During Wednesday’s meeting, Wang alluded to Afghanistan as China’s biggest neighbor, and stressed the destiny of the nation ought to be “in the hands of the Afghan people.”

Wang said the withdrawal of American and NATO troops from Afghanistan under US President Joe Biden denoted the “failure of the US’ policy towards Afghanistan,” as well as a chance for the nation to balance out and create.

“(China) respects Afghanistan’s sovereign independence and territorial integrity, (and) always insists on non-interference in Afghanistan’s internal affairs,” Wang said.

As far as it matters for its, the Islamist group told the Hong Kong-based South China Morning Post toward the beginning of July that it thought about China as a “welcome friend.”

Wang likewise referenced the East Turkestan Islamic Movement (ETIM) which he called an “international terrorist organization,” and said the Taliban ought to “completely sever all ties” with the meeting to advance regional stability.
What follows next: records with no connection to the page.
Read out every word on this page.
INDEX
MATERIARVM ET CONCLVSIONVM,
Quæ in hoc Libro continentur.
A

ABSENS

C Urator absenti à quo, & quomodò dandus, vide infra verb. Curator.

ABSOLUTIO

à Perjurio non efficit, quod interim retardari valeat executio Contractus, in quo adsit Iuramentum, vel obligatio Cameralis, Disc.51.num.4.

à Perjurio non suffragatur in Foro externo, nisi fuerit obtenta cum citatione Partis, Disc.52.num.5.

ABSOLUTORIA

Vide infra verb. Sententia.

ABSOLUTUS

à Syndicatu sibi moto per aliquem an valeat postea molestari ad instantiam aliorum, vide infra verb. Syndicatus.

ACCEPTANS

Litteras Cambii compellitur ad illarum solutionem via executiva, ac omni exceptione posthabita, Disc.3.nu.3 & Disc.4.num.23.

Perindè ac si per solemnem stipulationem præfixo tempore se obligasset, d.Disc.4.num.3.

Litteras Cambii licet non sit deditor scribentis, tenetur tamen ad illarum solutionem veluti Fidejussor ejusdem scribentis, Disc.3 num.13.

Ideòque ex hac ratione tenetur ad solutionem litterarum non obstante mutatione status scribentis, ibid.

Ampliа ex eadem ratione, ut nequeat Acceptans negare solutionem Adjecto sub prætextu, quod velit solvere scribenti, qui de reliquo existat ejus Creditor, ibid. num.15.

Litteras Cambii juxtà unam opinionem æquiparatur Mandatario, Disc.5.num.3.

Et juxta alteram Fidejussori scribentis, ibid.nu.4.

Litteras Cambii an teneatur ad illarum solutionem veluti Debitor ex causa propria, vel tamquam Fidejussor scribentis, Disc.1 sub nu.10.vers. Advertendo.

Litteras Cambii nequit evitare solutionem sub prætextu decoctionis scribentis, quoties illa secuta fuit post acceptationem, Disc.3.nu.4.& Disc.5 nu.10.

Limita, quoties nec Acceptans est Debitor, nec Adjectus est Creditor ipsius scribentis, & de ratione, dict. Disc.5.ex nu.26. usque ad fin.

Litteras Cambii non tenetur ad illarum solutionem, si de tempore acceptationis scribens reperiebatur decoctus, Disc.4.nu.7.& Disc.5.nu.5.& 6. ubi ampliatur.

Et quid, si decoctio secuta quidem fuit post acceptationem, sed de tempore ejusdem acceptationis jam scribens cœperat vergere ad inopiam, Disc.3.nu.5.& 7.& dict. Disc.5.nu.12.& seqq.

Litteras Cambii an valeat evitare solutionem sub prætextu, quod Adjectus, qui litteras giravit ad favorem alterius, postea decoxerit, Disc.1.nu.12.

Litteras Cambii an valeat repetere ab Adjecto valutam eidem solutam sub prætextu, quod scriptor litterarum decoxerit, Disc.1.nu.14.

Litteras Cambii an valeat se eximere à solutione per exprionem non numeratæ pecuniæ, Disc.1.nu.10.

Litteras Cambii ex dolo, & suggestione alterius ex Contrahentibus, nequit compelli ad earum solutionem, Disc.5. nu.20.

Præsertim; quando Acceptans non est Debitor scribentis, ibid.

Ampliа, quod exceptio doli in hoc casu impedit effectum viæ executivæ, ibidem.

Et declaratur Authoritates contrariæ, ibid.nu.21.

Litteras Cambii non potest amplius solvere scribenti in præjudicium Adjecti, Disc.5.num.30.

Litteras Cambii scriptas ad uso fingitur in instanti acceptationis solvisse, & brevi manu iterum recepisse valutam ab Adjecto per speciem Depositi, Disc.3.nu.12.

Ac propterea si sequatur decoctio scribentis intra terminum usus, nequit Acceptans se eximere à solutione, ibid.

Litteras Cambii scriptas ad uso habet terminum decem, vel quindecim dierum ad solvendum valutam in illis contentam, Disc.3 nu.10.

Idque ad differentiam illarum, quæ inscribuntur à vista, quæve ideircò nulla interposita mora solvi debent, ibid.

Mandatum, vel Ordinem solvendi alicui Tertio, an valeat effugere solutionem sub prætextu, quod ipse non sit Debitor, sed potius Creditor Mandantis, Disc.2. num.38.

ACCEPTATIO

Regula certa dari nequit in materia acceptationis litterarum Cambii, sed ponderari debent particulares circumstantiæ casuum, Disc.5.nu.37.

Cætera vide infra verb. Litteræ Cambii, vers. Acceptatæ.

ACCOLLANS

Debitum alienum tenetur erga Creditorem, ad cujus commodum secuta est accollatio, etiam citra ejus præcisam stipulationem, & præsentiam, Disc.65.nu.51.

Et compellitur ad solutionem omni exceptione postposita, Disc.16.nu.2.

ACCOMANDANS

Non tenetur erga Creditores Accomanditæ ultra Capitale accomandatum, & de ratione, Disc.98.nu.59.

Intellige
The Chinese government has routinely blamed the ETIM for planning and undertaking fear monger assaults in Xinjiang, allegations it has used to legitimize its widespread crackdown in the Western region.

Talking in India on Wednesday, US Secretary of State Antony Blinken said both Washington and New Delhi had a “strong interest in a peaceful, secure and stable Afghanistan” and portrayed the Taliban’s tactical advances as “deeply troubling.”

Blinken added that the US and its accomplices would keep on cooperating to “sustain the gains of the Afghan people and support regional stability after the withdrawal of coalition forces from the country.”